Wednesday, 4 December 2013

The Difference A Teacher Can Make

100 years ago in French Algeria, on November 7th of 1913, author Albert Camus was born. The second son of Lucien and Catherine Camus, he was just 11-months-old when his father was killed in action during The Battle of the Marne; his mother, partially deaf and illiterate, then raised her boys in extreme poverty with the help of his heavy-handed grandmother.

It was in school that Camus shone, due in no small part to the encouragement offered by his beloved teacher, Louis Germain, a man who fostered the potential he saw and steered young Camus on a path that would eventually see him write some hugely respected, award-winning novels and essays.

Soon after winning the Nobel Prize, Camus used the occasion to write a touching note of gratitude to this hero in his life…


19 November 1957

Dear Monsieur Germain,

I let the commotion around me these days subside a bit before speaking to you from the bottom of my heart.
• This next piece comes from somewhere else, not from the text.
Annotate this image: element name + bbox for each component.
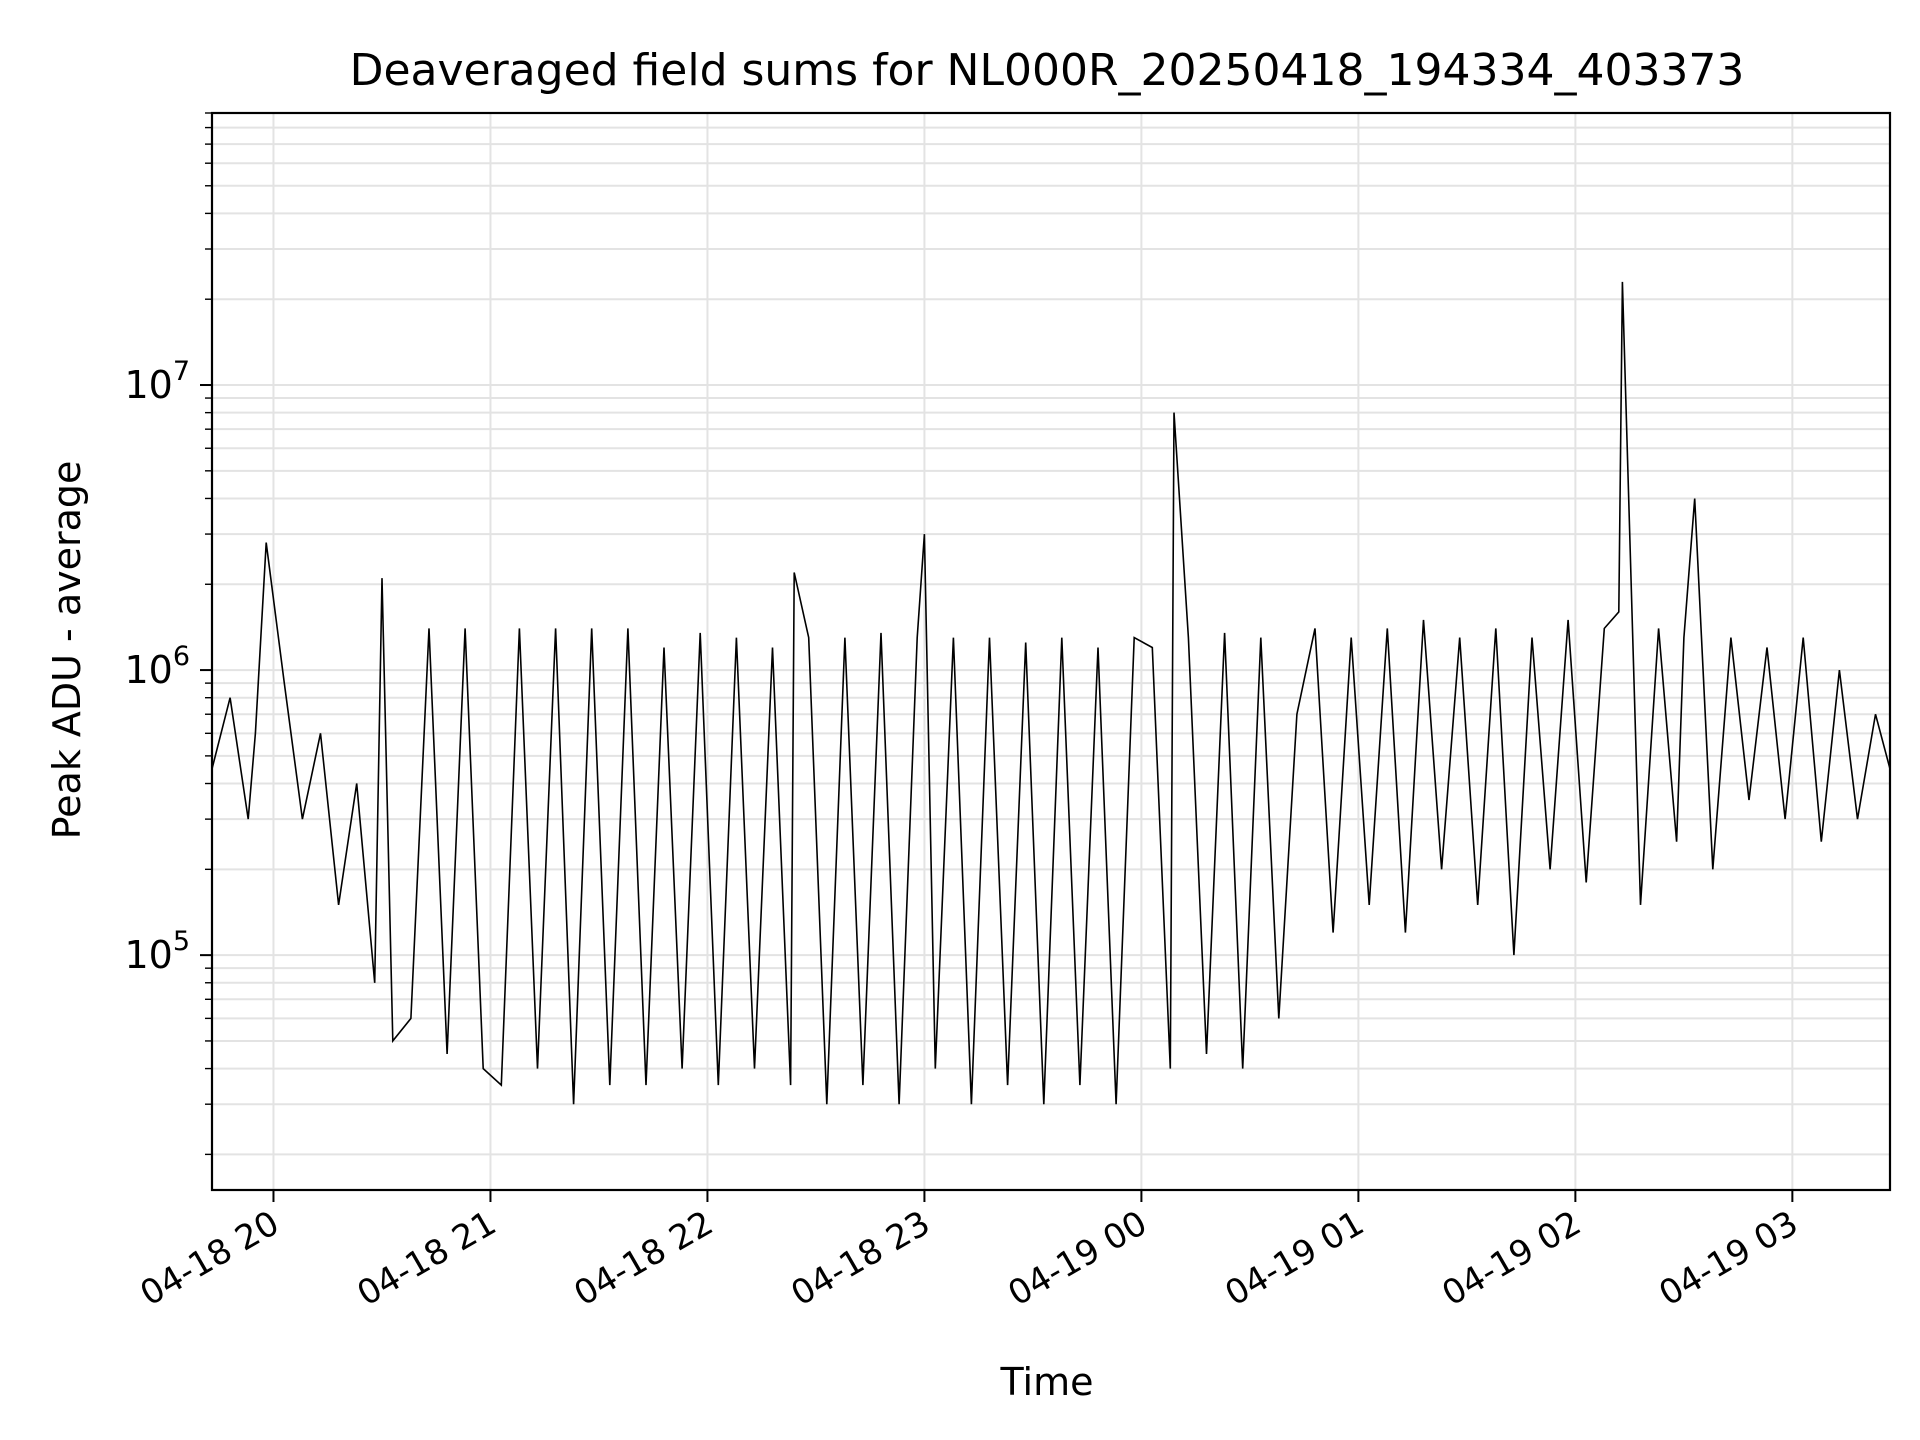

I have just been given far too great an honour, one I neither sought nor solicited.

But when I heard the news, my first thought, after my mother, was of you. Without you, without the affectionate hand you extended to the small poor child that I was, without your teaching and example, none of all this would have happened.

I don’t make too much of this sort of honour. But at least it gives me the opportunity to tell you what you have been and still are for me, and to assure you that your efforts, your work, and the generous heart you put into it still live in one of your little schoolboys who, despite the years, has never stopped being your grateful pupil. I embrace you with all my heart.